David Breecker writes:
> Phil, indulge a layman for a moment:  isn't auto-catalysis 
> widely considered to be the origination of life, and thus evolution?

Harold Morowitz and Eric Smith have a very approachable working paper on Origin
of Life:
http://www.santafe.edu/research/publications/wpabstract/200608029

ABSTRACT: Life is universally understood to require a source of free energy and
mechanisms with which to harness it. Remarkably, the converse may also be true:
the continuous generation of sources of free energy by abiotic processes may
have forced life into existence as a means to alleviate the buildup of free
energy stresses.
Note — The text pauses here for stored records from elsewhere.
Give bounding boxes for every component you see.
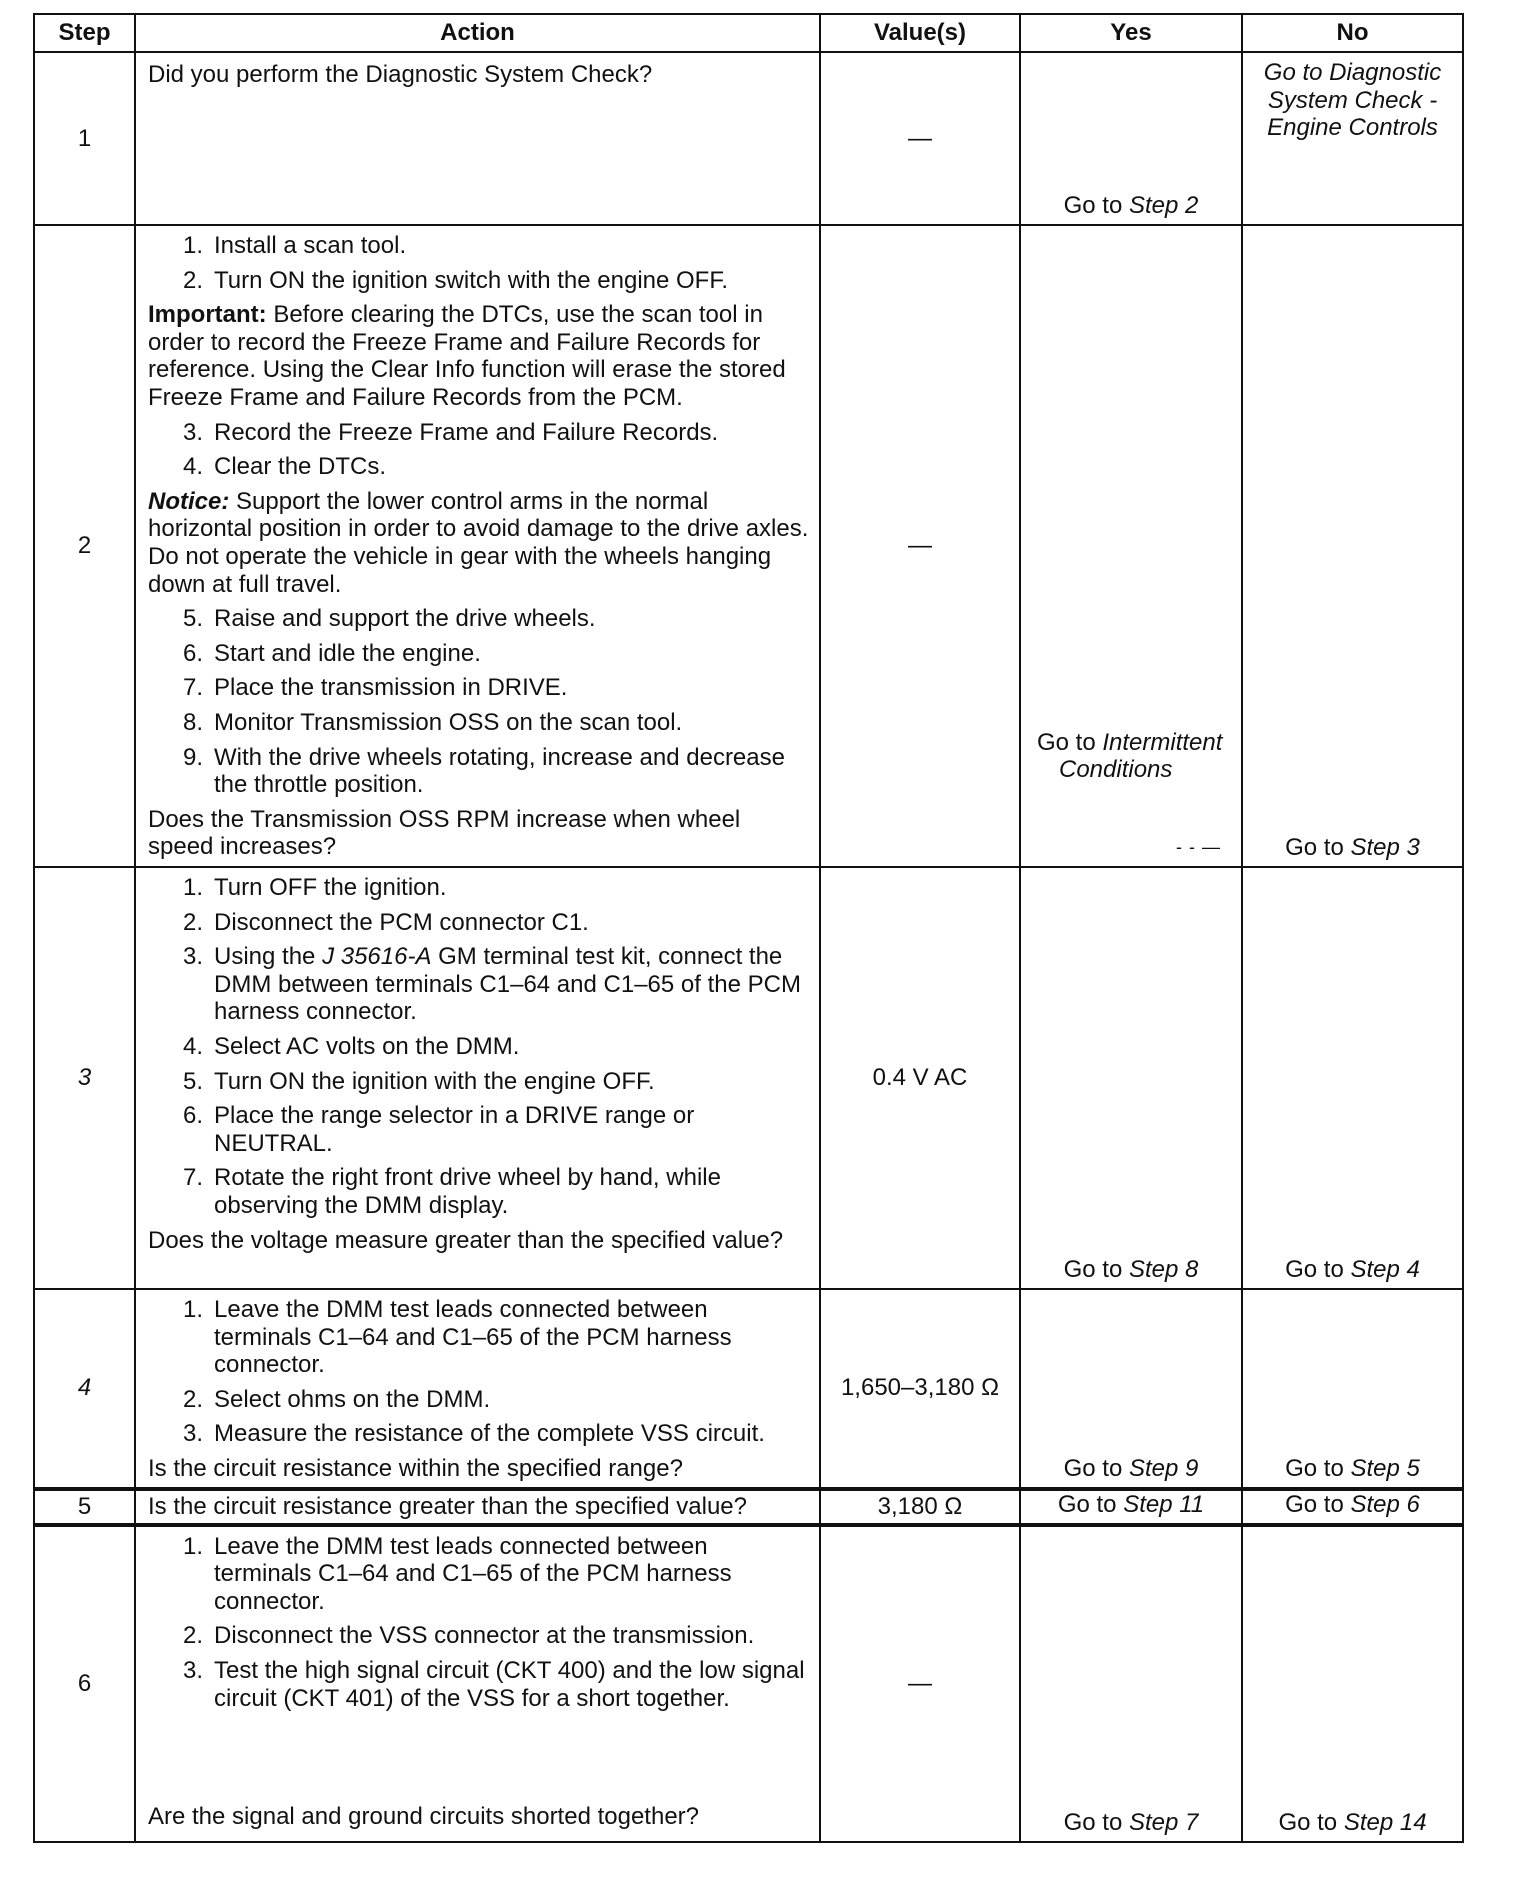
list-item: 6. Start and idle the engine.: [182, 639, 481, 667]
no-cell: Go to Step 6: [1242, 1489, 1463, 1525]
value-cell: 3,180 Ω: [820, 1489, 1020, 1525]
list-item: 2. Select ohms on the DMM.: [182, 1385, 491, 1413]
yes-target: Step 2: [1128, 192, 1199, 220]
action-cell: [135, 1525, 820, 1842]
list-item: 1. Leave the DMM test leads connected between terminals C1–64 and C1–65 of the PCM harness connector.: [182, 1296, 732, 1379]
no-cell: Go to Diagnostic System Check - Engine Controls: [1242, 52, 1463, 225]
question-text: Is the circuit resistance within the specified range?: [148, 1454, 683, 1482]
tool-reference: J 35616-A: [322, 943, 432, 971]
list-item: 3. Test the high signal circuit (CKT 400) and the low signal circuit (CKT 401) of the VSS for a short together.: [182, 1656, 805, 1712]
list-item: 5. Raise and support the drive wheels.: [182, 605, 596, 633]
list-item: 3. Record the Freeze Frame and Failure Records.: [182, 418, 719, 446]
yes-cell: [1020, 52, 1242, 225]
step-row-6: [34, 1525, 1463, 1842]
step-number: 5: [34, 1489, 135, 1525]
header-no: No: [1242, 14, 1463, 52]
list-item: 7. Rotate the right front drive wheel by hand, while observing the DMM display.: [182, 1164, 721, 1219]
list-item: 3. Measure the resistance of the complete VSS circuit.: [182, 1420, 765, 1448]
step-row-5: [34, 1489, 1463, 1525]
question-text: Did you perform the Diagnostic System Check?: [148, 61, 653, 88]
action-cell: [135, 867, 820, 1289]
yes-prefix: Go to: [1063, 192, 1129, 220]
no-cell: Go to Step 4: [1242, 867, 1463, 1289]
step-number: 4: [34, 1289, 135, 1489]
yes-cell: Go to Step 9: [1020, 1289, 1242, 1489]
value-cell: —: [820, 225, 1020, 867]
step-row-1: [34, 52, 1463, 225]
list-item: 8. Monitor Transmission OSS on the scan tool.: [182, 708, 683, 736]
list-item: 7. Place the transmission in DRIVE.: [182, 674, 568, 702]
no-cell: Go to Step 5: [1242, 1289, 1463, 1489]
action-cell: [135, 225, 820, 867]
step-number: 6: [34, 1525, 135, 1842]
action-cell: [135, 1289, 820, 1489]
question-text: Does the Transmission OSS RPM increase when wheel speed increases?: [148, 805, 741, 861]
header-yes: Yes: [1020, 14, 1242, 52]
list-item: 1. Leave the DMM test leads connected between terminals C1–64 and C1–65 of the PCM harness connector.: [182, 1532, 732, 1615]
list-item: 5. Turn ON the ignition with the engine OFF.: [182, 1067, 655, 1095]
action-cell: [135, 1489, 820, 1525]
value-cell: 0.4 V AC: [820, 867, 1020, 1289]
header-step: Step: [34, 14, 135, 52]
question-text: Is the circuit resistance greater than the specified value?: [148, 1492, 747, 1520]
header-row: [34, 14, 1463, 52]
dash-mark: - - —: [1176, 837, 1221, 858]
value-cell: —: [820, 1525, 1020, 1842]
no-cell: Go to Step 14: [1242, 1525, 1463, 1842]
diagnostic-table: [33, 13, 1464, 1843]
header-values: Value(s): [820, 14, 1020, 52]
question-text: Does the voltage measure greater than the specified value?: [148, 1226, 784, 1254]
list-item: 1. Turn OFF the ignition.: [182, 874, 447, 901]
header-action: Action: [135, 14, 820, 52]
list-item: 2. Disconnect the PCM connector C1.: [182, 908, 589, 936]
yes-cell: Go to Step 8: [1020, 867, 1242, 1289]
list-item: 1. Install a scan tool.: [182, 232, 407, 259]
action-cell: [135, 52, 820, 225]
question-text: Are the signal and ground circuits shorted together?: [148, 1803, 700, 1831]
step-row-3: [34, 867, 1463, 1289]
yes-cell: [1020, 225, 1242, 867]
list-item: 9. With the drive wheels rotating, increase and decrease the throttle position.: [182, 743, 785, 799]
value-cell: —: [820, 52, 1020, 225]
value-cell: 1,650–3,180 Ω: [820, 1289, 1020, 1489]
list-item: 4. Clear the DTCs.: [182, 453, 387, 481]
yes-cell: Go to Step 7: [1020, 1525, 1242, 1842]
yes-cell: Go to Step 11: [1020, 1489, 1242, 1525]
notice-note: Notice: Support the lower control arms in the normal horizontal position in order to avoid damage to the drive axles. Do not operate the vehicle in gear with the wheels hanging down at full travel.: [148, 487, 809, 598]
list-item: 4. Select AC volts on the DMM.: [182, 1032, 520, 1060]
list-item: 6. Place the range selector in a DRIVE range or NEUTRAL.: [182, 1102, 695, 1157]
no-cell: Go to Step 3: [1242, 225, 1463, 867]
list-item: 3. Using the J 35616-A GM terminal test kit, connect the DMM between terminals C1–64 and C1–65 of the PCM harness connector.: [182, 943, 801, 1026]
step-number: 1: [34, 52, 135, 225]
yes-link-intermittent: Go to Intermittent Conditions: [1037, 728, 1223, 784]
list-item: 2. Turn ON the ignition switch with the engine OFF.: [182, 266, 729, 294]
important-note: Important: Before clearing the DTCs, use the scan tool in order to record the Freeze Frame and Failure Records for reference. Using the Clear Info function will erase the stored Freeze Frame and Failure Records from the PCM.: [148, 301, 786, 411]
step-row-4: [34, 1289, 1463, 1489]
step-row-2: [34, 225, 1463, 867]
step-number: 3: [34, 867, 135, 1289]
step-number: 2: [34, 225, 135, 867]
list-item: 2. Disconnect the VSS connector at the transmission.: [182, 1622, 755, 1650]
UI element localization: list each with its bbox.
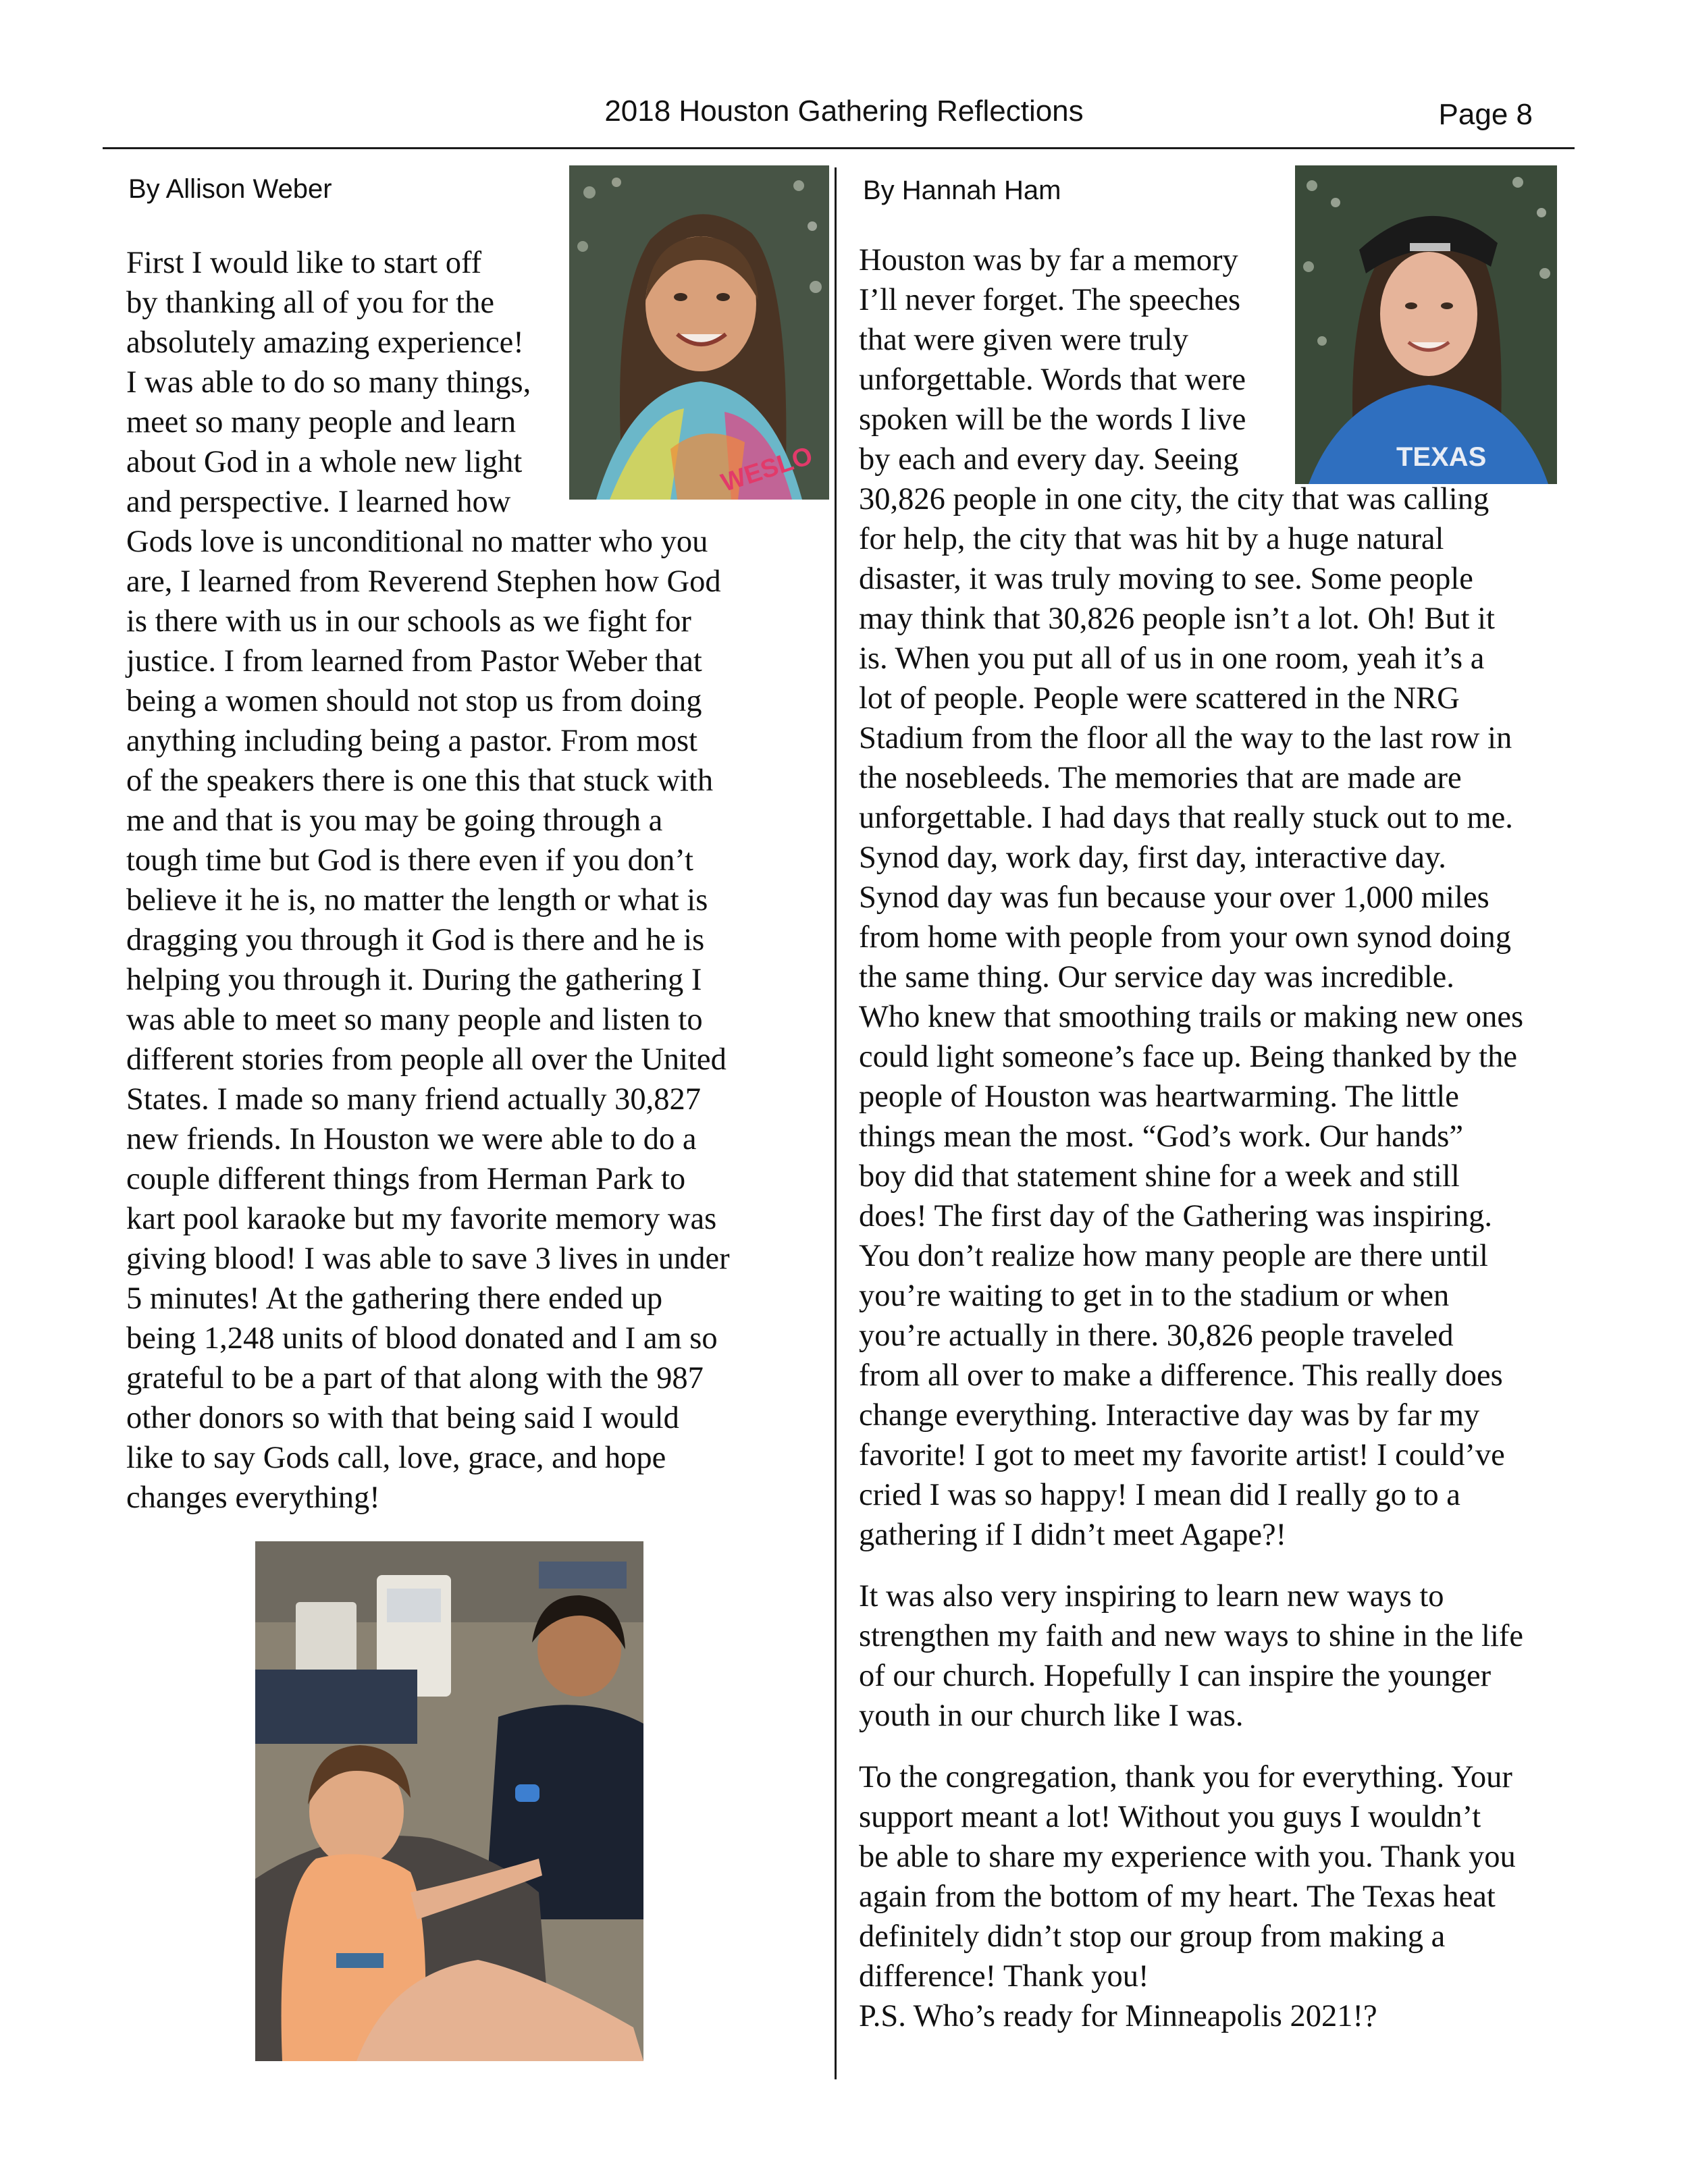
allison-article-body bbox=[126, 243, 730, 1518]
article-line: Synod day was fun because your over 1,000 miles bbox=[859, 880, 1489, 915]
article-line: absolutely amazing experience! bbox=[126, 325, 524, 360]
article-line: It was also very inspiring to learn new ways to bbox=[859, 1579, 1444, 1614]
article-line: I was able to do so many things, bbox=[126, 365, 531, 400]
article-line: disaster, it was truly moving to see. Some people bbox=[859, 562, 1473, 596]
article-line: gathering if I didn’t meet Agape?! bbox=[859, 1518, 1287, 1552]
article-line: kart pool karaoke but my favorite memory was bbox=[126, 1202, 717, 1236]
article-line: justice. I from learned from Pastor Weber that bbox=[126, 644, 702, 678]
article-line: helping you through it. During the gathering I bbox=[126, 963, 702, 997]
page-number: Page 8 bbox=[1438, 98, 1533, 131]
article-line: anything including being a pastor. From most bbox=[126, 724, 697, 758]
article-line: States. I made so many friend actually 30,827 bbox=[126, 1082, 701, 1117]
article-line: again from the bottom of my heart. The Texas heat bbox=[859, 1880, 1496, 1914]
article-line: cried I was so happy! I mean did I really go to a bbox=[859, 1478, 1460, 1512]
article-line: be able to share my experience with you. Thank you bbox=[859, 1840, 1516, 1874]
article-line: favorite! I got to meet my favorite artist! I could’ve bbox=[859, 1438, 1505, 1472]
byline-allison: By Allison Weber bbox=[128, 174, 332, 204]
article-line: believe it he is, no matter the length or what is bbox=[126, 883, 708, 917]
article-line: youth in our church like I was. bbox=[859, 1699, 1244, 1733]
article-line: you’re waiting to get in to the stadium or when bbox=[859, 1279, 1450, 1313]
allison-shirt-text: WESLO bbox=[718, 441, 816, 498]
article-line: about God in a whole new light bbox=[126, 445, 523, 479]
article-line: like to say Gods call, love, grace, and hope bbox=[126, 1441, 666, 1475]
article-line: for help, the city that was hit by a huge natural bbox=[859, 522, 1444, 556]
article-line: being 1,248 units of blood donated and I am so bbox=[126, 1321, 718, 1356]
hannah-paragraph-2 bbox=[859, 1576, 1523, 1736]
column-divider bbox=[835, 167, 837, 2079]
article-line: unforgettable. Words that were bbox=[859, 363, 1246, 397]
article-line: that were given were truly bbox=[859, 323, 1189, 357]
article-line: unforgettable. I had days that really stuck out to me. bbox=[859, 801, 1513, 835]
article-line: of the speakers there is one this that stuck with bbox=[126, 764, 714, 798]
article-line: First I would like to start off bbox=[126, 246, 482, 280]
article-line: the same thing. Our service day was incredible. bbox=[859, 960, 1454, 994]
article-line: tough time but God is there even if you don’t bbox=[126, 843, 693, 878]
article-line: is there with us in our schools as we fight for bbox=[126, 604, 691, 639]
article-line: meet so many people and learn bbox=[126, 405, 517, 440]
article-line: I’ll never forget. The speeches bbox=[859, 283, 1241, 317]
article-line: P.S. Who’s ready for Minneapolis 2021!? bbox=[859, 1999, 1377, 2033]
photo-blood-donation bbox=[255, 1541, 643, 2061]
article-line: from home with people from your own synod doing bbox=[859, 920, 1512, 955]
article-line: different stories from people all over the United bbox=[126, 1042, 727, 1077]
article-line: couple different things from Herman Park to bbox=[126, 1162, 686, 1196]
article-line: Gods love is unconditional no matter who you bbox=[126, 525, 708, 559]
header-divider bbox=[103, 147, 1575, 149]
hannah-article-body bbox=[859, 240, 1523, 2058]
article-line: strengthen my faith and new ways to shine in the life bbox=[859, 1619, 1524, 1653]
article-line: grateful to be a part of that along with the 987 bbox=[126, 1361, 704, 1395]
article-line: you’re actually in there. 30,826 people traveled bbox=[859, 1319, 1454, 1353]
article-line: from all over to make a difference. This really does bbox=[859, 1358, 1503, 1393]
article-line: Stadium from the floor all the way to the last row in bbox=[859, 721, 1512, 755]
article-line: by each and every day. Seeing bbox=[859, 442, 1239, 477]
article-line: support meant a lot! Without you guys I wouldn’t bbox=[859, 1800, 1481, 1834]
article-line: was able to meet so many people and listen to bbox=[126, 1003, 703, 1037]
page-title: 2018 Houston Gathering Reflections bbox=[604, 95, 1084, 128]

This assertion -- for which there is precedent in
non-equilibrium statistical mechanics and growing empirical evidence from
chemistry -- would imply that life had to emerge on the earth, that at least the
early steps would occur in the same way on any similar planet, and that we
should be able to predict many of these steps from first principles of chemistry
and physics together with an accurate understanding of geochemical conditions on
the early earth. A deterministic emergence of life would reflect an essential
continuity between physics, chemistry, and biology. It would show that a part of
the order we recognize as living is thermodynamic order inherent in the
geosphere, and that some aspects of Darwinian selection are expressions of the
likely simpler statistical mechanics of physical and chemical self-organization.